I just looked at that calculator and don't like it. It does not take production date into account and does not give you packages you need to use.

I used Mrmalty and estimated 2.5 week old yeast. It says to use 3.4 packs.
 
If you're really looking to drop it further and don't mind embarking on a little bit wilder a path you can try pitching some Brettanomyces. It would take another 3-6 months for it to chomp down on the rest of those unfermentables but could give your RIS a pretty weird unique twist (kind of a risk with 10 gallons though!)
 
A 5 gallon batch of 1.100 OG beer would need around 350 billion yeast cells, which is right around 4 fresh packets of dry yeast. Unless you made a larger batch, you definitely pitched double what you needed to. ...

Its an 11 gallon batch.
 
Looking at an attenuation calc, I should have ended up around 1.027 but, after correcting for temp, I'm at 1.031 and about .5% short on ABV. After posting I saw more on amylase enzymes and was wondering about using some. Been out of brewing for a year or two n feeling a bit rusty.
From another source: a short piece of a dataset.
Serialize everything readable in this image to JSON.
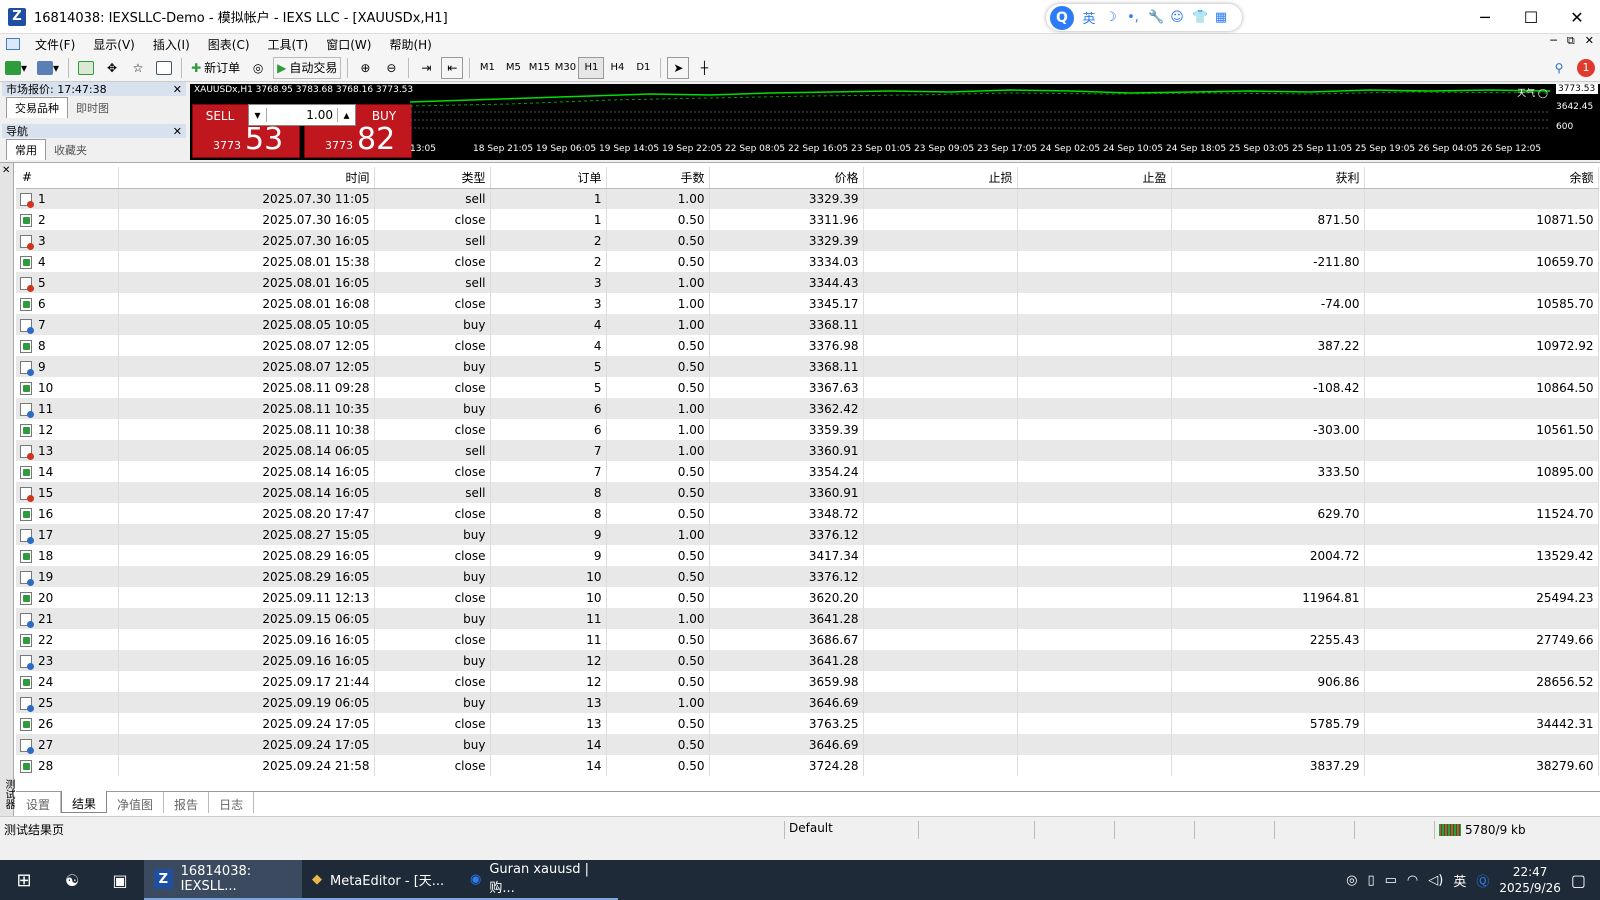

Amylase has saved a couple of my beers. You may have some say it will take it down too far but so far has not been the case for me.

I've not read all the posts that have replied here but using S04 1.031 is not off the mark at all for that yeast and your OG. I just did an ESB 1.058 using S04 (1 packet re-hydrated) and stopped at 1.022, amylase has is at 1.017 right now and another point I will be happy.